Most people from Guatemalan families do not attend college. In Guatemala, only rich kids from powerful families attended college. As part of the Latino community, we have a mindset which says working to provide an income for our families outweighs the benefits of receiving an education for ourselves and having financial stability for our families.

My parents taught me the value of attending college, that it would allow me to provide for my future family without worry. But as a first generation student I felt lonely, scared and intimidated during the application process. I had to rely heavily on my friends, their siblings and my high school counselors for advice about what colleges I should apply to and how to make an outstanding college application.

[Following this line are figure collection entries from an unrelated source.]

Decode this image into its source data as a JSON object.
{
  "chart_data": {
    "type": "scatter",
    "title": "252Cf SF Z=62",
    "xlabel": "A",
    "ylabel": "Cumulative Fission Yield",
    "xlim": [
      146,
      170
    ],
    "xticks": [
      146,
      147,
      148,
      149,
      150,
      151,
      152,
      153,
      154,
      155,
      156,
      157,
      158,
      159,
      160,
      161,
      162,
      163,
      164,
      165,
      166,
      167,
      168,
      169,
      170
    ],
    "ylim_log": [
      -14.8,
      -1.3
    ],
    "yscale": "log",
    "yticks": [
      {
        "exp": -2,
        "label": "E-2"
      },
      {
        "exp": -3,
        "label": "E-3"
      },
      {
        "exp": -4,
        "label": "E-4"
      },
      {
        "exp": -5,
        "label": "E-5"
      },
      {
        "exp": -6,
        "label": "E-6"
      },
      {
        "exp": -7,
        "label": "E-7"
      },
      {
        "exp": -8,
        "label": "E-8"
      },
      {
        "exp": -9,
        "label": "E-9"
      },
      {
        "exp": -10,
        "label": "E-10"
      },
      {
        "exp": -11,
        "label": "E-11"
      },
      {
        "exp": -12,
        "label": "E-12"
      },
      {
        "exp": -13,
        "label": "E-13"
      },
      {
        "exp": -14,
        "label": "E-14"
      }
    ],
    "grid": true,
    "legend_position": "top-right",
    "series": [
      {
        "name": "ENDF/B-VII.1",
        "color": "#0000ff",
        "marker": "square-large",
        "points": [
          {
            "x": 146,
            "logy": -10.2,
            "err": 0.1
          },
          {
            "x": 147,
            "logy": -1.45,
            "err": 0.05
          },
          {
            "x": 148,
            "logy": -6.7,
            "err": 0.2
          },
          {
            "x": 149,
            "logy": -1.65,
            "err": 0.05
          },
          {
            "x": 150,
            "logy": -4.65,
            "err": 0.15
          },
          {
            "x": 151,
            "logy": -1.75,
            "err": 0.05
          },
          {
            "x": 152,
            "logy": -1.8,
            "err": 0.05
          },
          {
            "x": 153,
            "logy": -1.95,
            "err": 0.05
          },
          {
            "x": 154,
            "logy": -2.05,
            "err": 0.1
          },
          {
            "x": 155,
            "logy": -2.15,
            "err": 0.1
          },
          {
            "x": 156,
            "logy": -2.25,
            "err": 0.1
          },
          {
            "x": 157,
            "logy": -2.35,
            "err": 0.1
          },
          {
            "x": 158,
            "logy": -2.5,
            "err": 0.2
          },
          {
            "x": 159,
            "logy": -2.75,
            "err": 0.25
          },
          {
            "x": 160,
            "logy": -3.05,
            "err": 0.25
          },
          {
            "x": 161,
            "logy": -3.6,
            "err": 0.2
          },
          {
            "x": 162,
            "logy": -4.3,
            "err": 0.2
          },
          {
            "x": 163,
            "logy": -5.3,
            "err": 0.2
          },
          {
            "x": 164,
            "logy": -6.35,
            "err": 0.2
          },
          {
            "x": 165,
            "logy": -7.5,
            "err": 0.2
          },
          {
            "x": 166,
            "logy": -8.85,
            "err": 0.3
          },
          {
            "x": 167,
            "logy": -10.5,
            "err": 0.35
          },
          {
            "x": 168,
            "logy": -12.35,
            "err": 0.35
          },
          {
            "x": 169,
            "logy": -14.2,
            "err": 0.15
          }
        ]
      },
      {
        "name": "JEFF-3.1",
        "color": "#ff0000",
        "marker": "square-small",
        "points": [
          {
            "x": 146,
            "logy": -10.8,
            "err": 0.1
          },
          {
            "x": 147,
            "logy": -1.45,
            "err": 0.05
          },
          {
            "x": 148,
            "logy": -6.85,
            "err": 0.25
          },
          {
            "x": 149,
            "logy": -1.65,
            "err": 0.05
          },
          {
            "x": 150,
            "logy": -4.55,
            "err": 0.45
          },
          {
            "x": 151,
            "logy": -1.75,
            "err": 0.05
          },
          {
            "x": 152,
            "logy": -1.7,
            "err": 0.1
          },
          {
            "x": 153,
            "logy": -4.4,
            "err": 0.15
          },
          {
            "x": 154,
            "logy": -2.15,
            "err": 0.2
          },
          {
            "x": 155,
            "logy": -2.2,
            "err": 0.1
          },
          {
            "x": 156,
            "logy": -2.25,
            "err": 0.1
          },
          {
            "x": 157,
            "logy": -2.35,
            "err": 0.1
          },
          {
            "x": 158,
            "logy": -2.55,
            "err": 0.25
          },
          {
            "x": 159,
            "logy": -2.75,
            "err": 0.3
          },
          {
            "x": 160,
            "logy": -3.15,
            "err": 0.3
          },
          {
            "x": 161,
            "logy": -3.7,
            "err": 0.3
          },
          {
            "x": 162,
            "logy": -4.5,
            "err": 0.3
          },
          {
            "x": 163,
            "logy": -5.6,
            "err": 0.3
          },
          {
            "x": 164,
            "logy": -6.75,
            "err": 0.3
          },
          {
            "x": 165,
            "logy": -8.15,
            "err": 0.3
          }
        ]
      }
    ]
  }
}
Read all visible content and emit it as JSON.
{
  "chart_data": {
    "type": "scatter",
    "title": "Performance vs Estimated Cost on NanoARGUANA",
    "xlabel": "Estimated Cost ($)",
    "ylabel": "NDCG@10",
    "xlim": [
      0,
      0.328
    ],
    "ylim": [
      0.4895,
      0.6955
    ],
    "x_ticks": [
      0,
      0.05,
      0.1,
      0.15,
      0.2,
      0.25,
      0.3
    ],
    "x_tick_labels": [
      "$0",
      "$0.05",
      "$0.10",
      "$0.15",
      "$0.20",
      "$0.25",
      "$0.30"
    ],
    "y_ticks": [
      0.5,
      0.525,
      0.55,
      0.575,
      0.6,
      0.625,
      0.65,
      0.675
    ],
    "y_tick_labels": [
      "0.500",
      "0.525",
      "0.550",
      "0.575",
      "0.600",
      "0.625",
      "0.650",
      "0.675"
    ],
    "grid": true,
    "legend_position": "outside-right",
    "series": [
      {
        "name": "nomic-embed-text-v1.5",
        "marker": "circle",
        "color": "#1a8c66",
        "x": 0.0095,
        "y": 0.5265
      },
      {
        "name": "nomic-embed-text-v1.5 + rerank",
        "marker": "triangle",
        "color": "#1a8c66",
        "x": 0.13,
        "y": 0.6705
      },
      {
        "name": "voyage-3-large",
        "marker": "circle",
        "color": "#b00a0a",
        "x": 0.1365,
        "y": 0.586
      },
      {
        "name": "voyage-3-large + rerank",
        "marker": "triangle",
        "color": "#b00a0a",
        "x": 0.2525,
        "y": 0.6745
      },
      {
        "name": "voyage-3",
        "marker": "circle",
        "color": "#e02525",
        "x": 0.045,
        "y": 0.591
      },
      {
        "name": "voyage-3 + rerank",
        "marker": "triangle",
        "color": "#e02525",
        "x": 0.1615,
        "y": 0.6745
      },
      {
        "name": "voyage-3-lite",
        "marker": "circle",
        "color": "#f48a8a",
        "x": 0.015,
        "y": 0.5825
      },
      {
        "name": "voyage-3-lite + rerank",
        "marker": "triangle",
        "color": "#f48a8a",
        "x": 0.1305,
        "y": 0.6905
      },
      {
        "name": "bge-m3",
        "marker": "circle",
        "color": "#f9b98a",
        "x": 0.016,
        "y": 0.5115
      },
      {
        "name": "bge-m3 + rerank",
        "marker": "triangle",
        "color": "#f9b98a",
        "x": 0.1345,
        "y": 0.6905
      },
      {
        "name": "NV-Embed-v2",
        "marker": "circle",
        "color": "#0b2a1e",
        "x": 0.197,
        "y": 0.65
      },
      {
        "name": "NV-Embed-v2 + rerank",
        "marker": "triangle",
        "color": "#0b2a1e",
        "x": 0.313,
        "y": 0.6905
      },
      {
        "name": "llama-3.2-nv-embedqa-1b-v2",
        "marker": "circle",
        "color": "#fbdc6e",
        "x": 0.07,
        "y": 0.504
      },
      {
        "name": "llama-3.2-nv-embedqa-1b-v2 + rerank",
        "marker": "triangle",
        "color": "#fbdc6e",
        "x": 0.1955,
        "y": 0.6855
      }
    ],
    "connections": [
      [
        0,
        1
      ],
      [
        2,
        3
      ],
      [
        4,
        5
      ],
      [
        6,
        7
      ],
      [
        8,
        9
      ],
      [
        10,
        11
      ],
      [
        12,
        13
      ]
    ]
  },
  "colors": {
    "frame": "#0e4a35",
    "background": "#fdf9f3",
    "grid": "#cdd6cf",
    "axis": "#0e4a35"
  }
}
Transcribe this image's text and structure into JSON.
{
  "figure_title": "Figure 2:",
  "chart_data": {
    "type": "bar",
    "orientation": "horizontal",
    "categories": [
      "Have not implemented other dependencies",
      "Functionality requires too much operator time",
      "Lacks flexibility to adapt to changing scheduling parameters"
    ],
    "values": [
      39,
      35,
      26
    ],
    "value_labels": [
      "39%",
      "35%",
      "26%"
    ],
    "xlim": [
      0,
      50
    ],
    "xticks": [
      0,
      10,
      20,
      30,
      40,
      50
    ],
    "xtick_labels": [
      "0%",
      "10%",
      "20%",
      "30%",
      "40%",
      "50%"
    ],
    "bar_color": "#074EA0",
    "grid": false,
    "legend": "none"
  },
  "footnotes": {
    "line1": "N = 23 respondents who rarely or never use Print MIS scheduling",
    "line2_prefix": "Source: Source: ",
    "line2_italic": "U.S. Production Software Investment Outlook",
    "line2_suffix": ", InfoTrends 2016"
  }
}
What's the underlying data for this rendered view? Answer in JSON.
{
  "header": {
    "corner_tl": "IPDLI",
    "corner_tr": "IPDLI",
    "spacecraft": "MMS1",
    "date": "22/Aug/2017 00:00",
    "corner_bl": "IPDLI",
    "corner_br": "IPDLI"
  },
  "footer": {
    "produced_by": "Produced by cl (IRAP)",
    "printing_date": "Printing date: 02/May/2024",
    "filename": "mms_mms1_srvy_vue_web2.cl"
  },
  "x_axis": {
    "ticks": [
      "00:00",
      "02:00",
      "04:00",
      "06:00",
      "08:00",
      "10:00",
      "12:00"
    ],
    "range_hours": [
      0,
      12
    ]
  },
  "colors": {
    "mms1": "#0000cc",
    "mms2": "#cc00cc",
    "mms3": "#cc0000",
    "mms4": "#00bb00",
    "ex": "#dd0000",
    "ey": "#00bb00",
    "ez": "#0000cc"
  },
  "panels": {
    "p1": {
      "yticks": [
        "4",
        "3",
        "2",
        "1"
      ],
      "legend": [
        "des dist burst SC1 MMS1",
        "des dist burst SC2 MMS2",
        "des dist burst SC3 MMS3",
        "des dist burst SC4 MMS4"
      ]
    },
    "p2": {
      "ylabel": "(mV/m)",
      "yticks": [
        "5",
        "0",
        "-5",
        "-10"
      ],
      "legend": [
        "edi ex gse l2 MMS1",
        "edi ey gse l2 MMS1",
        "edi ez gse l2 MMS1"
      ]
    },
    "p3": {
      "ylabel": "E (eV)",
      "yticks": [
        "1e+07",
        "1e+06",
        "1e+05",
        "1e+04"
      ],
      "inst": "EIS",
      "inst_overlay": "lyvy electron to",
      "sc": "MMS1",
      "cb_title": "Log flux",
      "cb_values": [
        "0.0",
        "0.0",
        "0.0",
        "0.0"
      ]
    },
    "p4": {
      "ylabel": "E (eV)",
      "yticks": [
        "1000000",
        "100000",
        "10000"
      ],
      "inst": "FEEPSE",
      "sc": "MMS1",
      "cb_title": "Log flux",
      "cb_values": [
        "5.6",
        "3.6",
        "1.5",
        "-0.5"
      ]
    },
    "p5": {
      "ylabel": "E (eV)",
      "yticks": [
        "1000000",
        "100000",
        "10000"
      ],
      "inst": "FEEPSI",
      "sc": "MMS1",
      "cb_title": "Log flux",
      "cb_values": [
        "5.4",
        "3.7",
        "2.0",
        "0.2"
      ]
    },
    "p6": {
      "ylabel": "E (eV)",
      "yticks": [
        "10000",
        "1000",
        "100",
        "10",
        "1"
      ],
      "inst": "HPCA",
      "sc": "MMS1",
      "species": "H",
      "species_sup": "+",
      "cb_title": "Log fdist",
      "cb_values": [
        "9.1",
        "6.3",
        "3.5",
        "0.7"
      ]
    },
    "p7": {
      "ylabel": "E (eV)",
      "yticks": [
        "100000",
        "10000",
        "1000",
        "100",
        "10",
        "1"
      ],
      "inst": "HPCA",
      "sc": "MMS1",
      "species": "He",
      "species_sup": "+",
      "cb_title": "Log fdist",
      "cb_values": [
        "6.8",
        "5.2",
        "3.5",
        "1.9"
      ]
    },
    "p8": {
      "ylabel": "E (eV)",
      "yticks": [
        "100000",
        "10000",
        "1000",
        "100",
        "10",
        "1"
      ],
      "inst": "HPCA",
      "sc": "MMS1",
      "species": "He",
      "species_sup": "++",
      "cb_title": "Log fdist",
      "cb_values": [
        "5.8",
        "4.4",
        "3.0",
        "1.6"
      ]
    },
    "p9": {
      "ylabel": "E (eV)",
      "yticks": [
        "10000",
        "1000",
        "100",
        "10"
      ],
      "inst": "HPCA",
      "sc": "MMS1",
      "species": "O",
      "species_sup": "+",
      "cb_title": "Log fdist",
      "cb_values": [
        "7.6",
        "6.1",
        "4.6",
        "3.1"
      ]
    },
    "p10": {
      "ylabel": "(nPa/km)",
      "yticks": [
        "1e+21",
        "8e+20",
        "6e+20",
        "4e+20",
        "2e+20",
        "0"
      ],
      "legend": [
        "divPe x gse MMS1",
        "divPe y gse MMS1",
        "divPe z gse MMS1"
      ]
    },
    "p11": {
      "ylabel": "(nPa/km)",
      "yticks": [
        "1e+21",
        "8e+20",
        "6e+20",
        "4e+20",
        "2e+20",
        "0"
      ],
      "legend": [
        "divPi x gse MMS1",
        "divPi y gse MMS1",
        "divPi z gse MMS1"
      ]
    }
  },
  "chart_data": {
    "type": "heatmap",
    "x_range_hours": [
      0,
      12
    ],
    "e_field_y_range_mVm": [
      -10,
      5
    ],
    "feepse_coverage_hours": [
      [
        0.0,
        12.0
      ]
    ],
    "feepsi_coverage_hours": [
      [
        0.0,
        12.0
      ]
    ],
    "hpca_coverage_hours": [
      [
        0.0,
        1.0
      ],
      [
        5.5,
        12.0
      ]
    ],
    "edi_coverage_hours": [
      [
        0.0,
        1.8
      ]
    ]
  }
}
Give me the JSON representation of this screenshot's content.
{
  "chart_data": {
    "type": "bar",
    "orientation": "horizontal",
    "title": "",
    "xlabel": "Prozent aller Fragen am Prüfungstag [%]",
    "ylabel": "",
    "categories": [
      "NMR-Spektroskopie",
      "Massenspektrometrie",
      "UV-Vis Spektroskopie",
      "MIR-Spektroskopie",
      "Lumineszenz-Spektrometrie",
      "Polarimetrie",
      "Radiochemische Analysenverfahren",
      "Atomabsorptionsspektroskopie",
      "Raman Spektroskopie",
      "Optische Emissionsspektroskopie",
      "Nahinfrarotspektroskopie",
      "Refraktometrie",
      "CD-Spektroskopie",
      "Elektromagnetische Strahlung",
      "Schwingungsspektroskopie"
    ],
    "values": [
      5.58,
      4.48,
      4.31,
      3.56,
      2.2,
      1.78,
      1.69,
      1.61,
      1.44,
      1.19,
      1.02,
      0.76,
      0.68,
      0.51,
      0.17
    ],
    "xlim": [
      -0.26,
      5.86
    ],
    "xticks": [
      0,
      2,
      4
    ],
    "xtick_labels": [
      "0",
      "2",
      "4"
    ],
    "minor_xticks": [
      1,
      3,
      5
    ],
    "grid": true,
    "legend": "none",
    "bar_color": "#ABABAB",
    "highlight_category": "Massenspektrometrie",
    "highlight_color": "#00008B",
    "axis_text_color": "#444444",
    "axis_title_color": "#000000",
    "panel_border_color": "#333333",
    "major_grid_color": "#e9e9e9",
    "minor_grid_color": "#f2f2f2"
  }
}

After my acceptance to Biola I thought things would get easier. Seventeen percent of Biola students are Hispanic/Latino, according to from the 2013-2014 school year. The most striking aspect of my first year at Biola involved noticing the certain accessories my classmates wore. A beaded bracelet with an assortment of colors with Guatemala written across. A pouch woven with the traditional Guatemalan colors of red, blue and green and embroidered with flowers. A leather wallet or keychain with someone’s name burned on it. These traditional trinkets that remind me of home, have become trophies of other people’s mission trips. The work these people do in Guatemala, the people they have helped and the cities they have traveled to, could have included my family or my hometown.  

The social pressure of a Hispanic college student rests heavily on my shoulders. I want to prove Hispanics can pursue a higher education. Pew Research stated in 2010 that 112,000 Hispanics received an associate degree and 140,000 Hispanics a bachelor’s degree. The Hispanic college graduation rates have increased and reached a new high which has pushed me to continue to work hard in representing my ethnicity. As a first-generation Hispanic Biola student, I carry the worry and pressure of completing college, as a way to serve as an example for my family and culture.